En Bretagne, il tombe annuellement une moyenne d’un mètre cube d’eau au mètre carré. Certes, cette manne pourrait être mieux répartie dans le temps (il pleut surtout en hiver) et dans l’espace (il pleut surtout à l’ouest et au centre alors que l’essentiel de la population réside dans le bassin rennais et sur le littoral) mais la Bretagne n’est pas en manque d’eau. Et pourtant, récemment, des périodes de sécheresse ont été constatées jusqu’au mois de novembre. Sur le territoire, le bassin breton (comprenant La Rochelle et la Loire Atlantique) consomme 220 millions de mètres cubes par an. La part de l’hôtellerie de plein air est de 52 millions de mètres cube. Il est temps de passer à l’action.

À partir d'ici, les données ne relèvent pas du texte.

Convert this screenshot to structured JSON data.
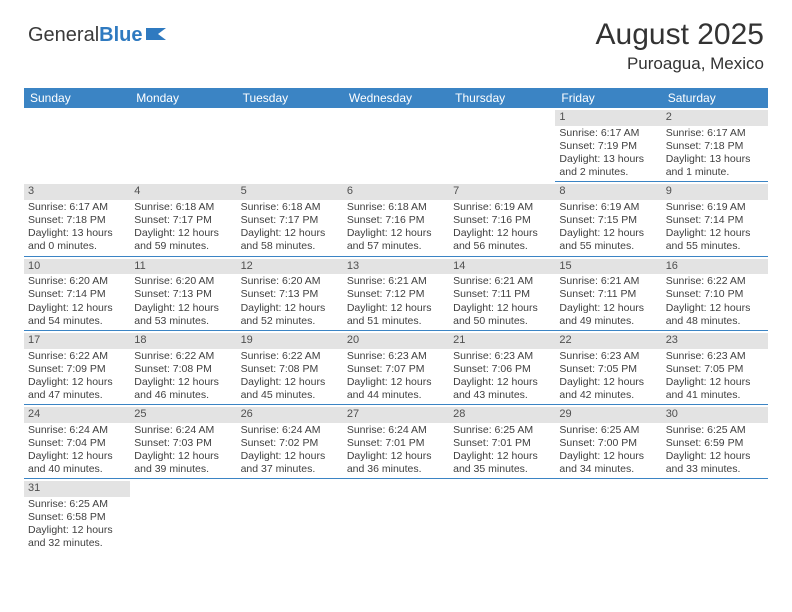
{
  "logo": {
    "text1": "General",
    "text2": "Blue"
  },
  "title": "August 2025",
  "location": "Puroagua, Mexico",
  "colors": {
    "header_bg": "#3b84c4",
    "header_text": "#ffffff",
    "daynum_bg": "#e3e3e3",
    "body_text": "#404040",
    "rule": "#3b84c4"
  },
  "dow": [
    "Sunday",
    "Monday",
    "Tuesday",
    "Wednesday",
    "Thursday",
    "Friday",
    "Saturday"
  ],
  "weeks": [
    [
      null,
      null,
      null,
      null,
      null,
      {
        "n": "1",
        "rise": "6:17 AM",
        "set": "7:19 PM",
        "d": "13 hours and 2 minutes."
      },
      {
        "n": "2",
        "rise": "6:17 AM",
        "set": "7:18 PM",
        "d": "13 hours and 1 minute."
      }
    ],
    [
      {
        "n": "3",
        "rise": "6:17 AM",
        "set": "7:18 PM",
        "d": "13 hours and 0 minutes."
      },
      {
        "n": "4",
        "rise": "6:18 AM",
        "set": "7:17 PM",
        "d": "12 hours and 59 minutes."
      },
      {
        "n": "5",
        "rise": "6:18 AM",
        "set": "7:17 PM",
        "d": "12 hours and 58 minutes."
      },
      {
        "n": "6",
        "rise": "6:18 AM",
        "set": "7:16 PM",
        "d": "12 hours and 57 minutes."
      },
      {
        "n": "7",
        "rise": "6:19 AM",
        "set": "7:16 PM",
        "d": "12 hours and 56 minutes."
      },
      {
        "n": "8",
        "rise": "6:19 AM",
        "set": "7:15 PM",
        "d": "12 hours and 55 minutes."
      },
      {
        "n": "9",
        "rise": "6:19 AM",
        "set": "7:14 PM",
        "d": "12 hours and 55 minutes."
      }
    ],
    [
      {
        "n": "10",
        "rise": "6:20 AM",
        "set": "7:14 PM",
        "d": "12 hours and 54 minutes."
      },
      {
        "n": "11",
        "rise": "6:20 AM",
        "set": "7:13 PM",
        "d": "12 hours and 53 minutes."
      },
      {
        "n": "12",
        "rise": "6:20 AM",
        "set": "7:13 PM",
        "d": "12 hours and 52 minutes."
      },
      {
        "n": "13",
        "rise": "6:21 AM",
        "set": "7:12 PM",
        "d": "12 hours and 51 minutes."
      },
      {
        "n": "14",
        "rise": "6:21 AM",
        "set": "7:11 PM",
        "d": "12 hours and 50 minutes."
      },
      {
        "n": "15",
        "rise": "6:21 AM",
        "set": "7:11 PM",
        "d": "12 hours and 49 minutes."
      },
      {
        "n": "16",
        "rise": "6:22 AM",
        "set": "7:10 PM",
        "d": "12 hours and 48 minutes."
      }
    ],
    [
      {
        "n": "17",
        "rise": "6:22 AM",
        "set": "7:09 PM",
        "d": "12 hours and 47 minutes."
      },
      {
        "n": "18",
        "rise": "6:22 AM",
        "set": "7:08 PM",
        "d": "12 hours and 46 minutes."
      },
      {
        "n": "19",
        "rise": "6:22 AM",
        "set": "7:08 PM",
        "d": "12 hours and 45 minutes."
      },
      {
        "n": "20",
        "rise": "6:23 AM",
        "set": "7:07 PM",
        "d": "12 hours and 44 minutes."
      },
      {
        "n": "21",
        "rise": "6:23 AM",
        "set": "7:06 PM",
        "d": "12 hours and 43 minutes."
      },
      {
        "n": "22",
        "rise": "6:23 AM",
        "set": "7:05 PM",
        "d": "12 hours and 42 minutes."
      },
      {
        "n": "23",
        "rise": "6:23 AM",
        "set": "7:05 PM",
        "d": "12 hours and 41 minutes."
      }
    ],
    [
      {
        "n": "24",
        "rise": "6:24 AM",
        "set": "7:04 PM",
        "d": "12 hours and 40 minutes."
      },
      {
        "n": "25",
        "rise": "6:24 AM",
        "set": "7:03 PM",
        "d": "12 hours and 39 minutes."
      },
      {
        "n": "26",
        "rise": "6:24 AM",
        "set": "7:02 PM",
        "d": "12 hours and 37 minutes."
      },
      {
        "n": "27",
        "rise": "6:24 AM",
        "set": "7:01 PM",
        "d": "12 hours and 36 minutes."
      },
      {
        "n": "28",
        "rise": "6:25 AM",
        "set": "7:01 PM",
        "d": "12 hours and 35 minutes."
      },
      {
        "n": "29",
        "rise": "6:25 AM",
        "set": "7:00 PM",
        "d": "12 hours and 34 minutes."
      },
      {
        "n": "30",
        "rise": "6:25 AM",
        "set": "6:59 PM",
        "d": "12 hours and 33 minutes."
      }
    ],
    [
      {
        "n": "31",
        "rise": "6:25 AM",
        "set": "6:58 PM",
        "d": "12 hours and 32 minutes."
      },
      null,
      null,
      null,
      null,
      null,
      null
    ]
  ],
  "labels": {
    "sunrise": "Sunrise:",
    "sunset": "Sunset:",
    "daylight": "Daylight:"
  }
}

Mieux gérer la ressource eau

Chargé d’interventions spécialisé pour l’agence de l’eau Loire-Bretagne, Robert Le Gentil est intervenu à Lorient le mardi 11 décembre devant une salle de professionnels du tourisme. L’idée, expliquer de façon simple et pédagogique tout l’intérêt pour des hôtels, gites ou campings de mieux gérer leurs consommation d’eau. Rien de compliqué dans cette présentation basée sur le triptyque « compter/contrôler/réduire», du bon sens en fait. Et pourtant, Robert Le Gentil pourrait citer nombre d’exemples d’établissements qui ont vu leur consommation chuter par deux voire trois une fois les bons réflexes appliqués.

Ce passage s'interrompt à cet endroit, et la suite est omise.